Have you ever wondered from where the use of modern chemicals in agriculture originated and how irrigation and chemicals became related? After World War II, the modern use of supplemental irrigation to increase yields was aligned with agrochemical farming, or what became ‘conventional’ agriculture. The post-World War II Green Revolution was the application of science and technology to increase global food production. The genetic engineering of high-yielding varieties (HYV) was the lead technology. An example of this is the well-intentioned work of the Nobel prize-winning American agronomist Norman Borlaug, who, in 1944, left for Mexico to fight a wheat fungus and developed a high-yielding, disease-resistant variety. So productive was this new variety, that the wheat stalk tipped over due to the excess weight of the grain. It was then crossed with a Japanese wheat variety which produced wheat with a shorter stalk able to remain upright. This development doubled wheat yields in Mexico, and then in India and Pakistan, where it staved off famine. However, the global population rates are increasing more rapidly than food production (Borlaug 1958).  And unbeknownst to this agricultural pioneer, the chemical accoutrements that accompanied genetic engineering were to go on to breed social injustice and substantial ecological damage. Agricultural fertilisers and pesticides are essential for the HYVs of cereal crops, which ingest nutrients, and water, from the ground faster and in much greater quantities than indigenous varieties. 

 

The world was under the enchantment of the promises of great productivity and profit, mostly undertaken by the chemical manufacturers. Greater food “production” became confused with food “security”, and both upstaged food “quality”. Meanwhile, the chemical manufacturers, Bayer (Monsanto), BASF, Hoechst, Agfa, Griesheim-Elektron, and Chemische Fabrik vorm, had formed IG Farben in 1925, and became the largest single campaign donor to Hitler's election campaign and his war effort, only after having discharged all of their Jewish employees. A major government contractor, providing significant material for the German war effort, IG Farber developed the nerve gas Sarin, and the hydrogen cyanide-based pesticide, Zyklon B,  used in Auschwitz and other Nazi concentration camps. Disbanded by the Allies after the war, IG Farben’s employees were either jailed or moved on to collaborate with other chemical companies in new professional positions. With the war over, the remaining chemical companies and their international subsidiaries had to find a new market, and so they turned to the world’s farmers, effectively declaring war on the world’s food supply and nature - the new enemy.

 

“Industrial agriculture has pushed food production to use methods by which the water retention of soil is reduced and the demand for water is increased… the shift from organic fertilizers to chemical fertilizers and the substitution of water-prudent crops by water-thirsty ones have been recipes for water famines, desertification, waterlogging and salinization” (Shiva 2016). The Green Revolution forced Third World agriculture towards wheat and rice production. These new, non-indigenous, genetically modified crops demanded more water than millet and consumed three times more water than the indigenous varieties of wheat and rice. The consequences have been costly and the main goal still remains unachieved (Shiva 2016).

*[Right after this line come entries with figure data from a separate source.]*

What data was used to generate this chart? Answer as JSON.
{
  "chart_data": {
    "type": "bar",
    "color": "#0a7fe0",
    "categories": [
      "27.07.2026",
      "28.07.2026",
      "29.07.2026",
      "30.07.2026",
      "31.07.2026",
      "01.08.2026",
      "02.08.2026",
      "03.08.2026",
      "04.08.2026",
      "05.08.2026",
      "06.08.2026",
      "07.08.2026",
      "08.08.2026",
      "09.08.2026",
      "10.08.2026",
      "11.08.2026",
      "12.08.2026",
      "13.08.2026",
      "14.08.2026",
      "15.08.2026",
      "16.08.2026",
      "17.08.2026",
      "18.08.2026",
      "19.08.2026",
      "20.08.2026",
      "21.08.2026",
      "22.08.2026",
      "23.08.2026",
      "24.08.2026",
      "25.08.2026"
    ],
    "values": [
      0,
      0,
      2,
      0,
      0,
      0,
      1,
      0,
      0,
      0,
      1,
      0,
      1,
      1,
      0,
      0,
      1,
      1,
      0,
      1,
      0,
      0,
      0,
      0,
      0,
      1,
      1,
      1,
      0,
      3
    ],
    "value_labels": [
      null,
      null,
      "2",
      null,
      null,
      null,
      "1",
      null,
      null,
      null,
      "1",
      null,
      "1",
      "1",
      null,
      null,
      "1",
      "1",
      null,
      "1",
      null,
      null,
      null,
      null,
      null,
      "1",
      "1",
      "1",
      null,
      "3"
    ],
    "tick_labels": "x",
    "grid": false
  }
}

Their indigenous irrigation methods were also replaced, deemed too inefficient, and were “replaced by oil engines and electric pumps that extracted water faster than nature’s cycles could replenish the groundwater” (Shiva 2016).

 

The post-World War II Green Revolution separated agriculture from the land. This long-held wisdom, that the world cannot be fed without chemicals and synthetic fertilisers may be losing its hold. Soil and water depletion costs $37 billion in the United States annually and $400 billion globally. This presumably is impetus enough to initiate new investigations in farming methodologies that reject tillage and chemicals (Hawken 2017). “Evidence points to a new wisdom: The world cannot be fed unless the soil is fed” (Hawken 2017).